A bill that would help people with criminal records get jobs in state government passed the House Tuesday afternoon with surprising levels of bipartisan support.
House Bill 409 would direct most state agencies to “ban the box” on job applications – that is, to move a question about criminal history from the initial stages of a job application to later in the interview process, when an applicant would be able to explain his or her criminal record and why it should or should not matter to consideration for state employment.
Legislative Democrats have filed “Ban the Box” bills most every session since 2011, but they’ve never gained much traction with the Republican leadership. However, House Bill 409 sailed through the House with a 98-14 vote, including all Democrats and the majority of Republicans as well.

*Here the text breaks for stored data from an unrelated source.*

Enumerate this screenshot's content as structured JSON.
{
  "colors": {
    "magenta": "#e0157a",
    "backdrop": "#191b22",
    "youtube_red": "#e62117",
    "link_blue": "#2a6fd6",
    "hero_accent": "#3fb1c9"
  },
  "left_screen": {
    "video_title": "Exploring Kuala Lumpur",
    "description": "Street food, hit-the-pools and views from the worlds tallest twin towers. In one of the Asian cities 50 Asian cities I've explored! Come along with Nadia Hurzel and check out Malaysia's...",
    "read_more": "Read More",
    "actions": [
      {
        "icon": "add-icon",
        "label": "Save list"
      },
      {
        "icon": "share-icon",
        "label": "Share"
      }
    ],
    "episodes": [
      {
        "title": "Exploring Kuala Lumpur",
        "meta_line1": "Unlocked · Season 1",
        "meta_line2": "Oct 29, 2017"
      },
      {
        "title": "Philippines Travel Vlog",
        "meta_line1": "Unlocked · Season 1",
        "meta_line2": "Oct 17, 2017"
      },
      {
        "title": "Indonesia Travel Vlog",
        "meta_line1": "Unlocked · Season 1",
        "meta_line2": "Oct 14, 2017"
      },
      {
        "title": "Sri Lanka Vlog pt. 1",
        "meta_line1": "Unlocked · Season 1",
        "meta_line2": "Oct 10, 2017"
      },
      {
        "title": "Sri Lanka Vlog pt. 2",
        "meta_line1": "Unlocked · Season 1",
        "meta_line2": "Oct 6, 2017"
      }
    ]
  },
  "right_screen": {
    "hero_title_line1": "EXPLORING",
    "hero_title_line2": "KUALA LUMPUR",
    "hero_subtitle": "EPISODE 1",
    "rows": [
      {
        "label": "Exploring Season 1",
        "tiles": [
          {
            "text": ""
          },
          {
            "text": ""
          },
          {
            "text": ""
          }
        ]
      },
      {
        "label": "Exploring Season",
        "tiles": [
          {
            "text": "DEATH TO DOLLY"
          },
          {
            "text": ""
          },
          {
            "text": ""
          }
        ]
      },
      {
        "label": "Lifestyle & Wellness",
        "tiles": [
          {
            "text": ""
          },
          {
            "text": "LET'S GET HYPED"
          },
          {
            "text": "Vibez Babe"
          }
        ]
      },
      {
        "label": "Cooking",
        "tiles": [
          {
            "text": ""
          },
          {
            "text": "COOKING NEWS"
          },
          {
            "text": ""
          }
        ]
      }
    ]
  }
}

The proposal would not apply to jobs with direct interaction with children or the elderly, law enforcement or public safety jobs or any other positions that by law require a criminal history inquiry as a preliminary qualification.
Bill sponsor Rep. Rena Turner, R-Iredell, said the bill also directs state recruitment officers to consider the gravity of the crime, the amount of time passed since it happened, any rehabilitation work and whether the crime committed had anything to do with the job the person is seeking.
Turner is a longtime clerk of court in Iredell County. She said her experience led her to support the measure, which she believes will reduce criminal recidivism.
“Occasionally, there’s somebody who really understands that they messed up,” Turner said. “Maybe it’s been 20 years ago. Maybe it’s been 30 years ago.
“If we keep stuffing them down and never taking their applications,” she asked, “how can we expect them to do any better?
“I think they need a chance,” she said.
Rep. Nelson Dollar, R-Wake, said he supports the concept but is concerned about the potential effects on state hiring.
“There’s so much, all throughout state government, very sensitive information,” Dollar argued, “computer systems different people in different areas can get access to.
“I also think it’s going to be very cumbersome on a hiring process in state government that is quite cumbersome already,” he added.
But other GOP members spoke in favor of the idea, including Rep. Michael Speciale, R-Craven, who said the bill would give applicants with criminal histories the chance to explain that history to the interviewer in person.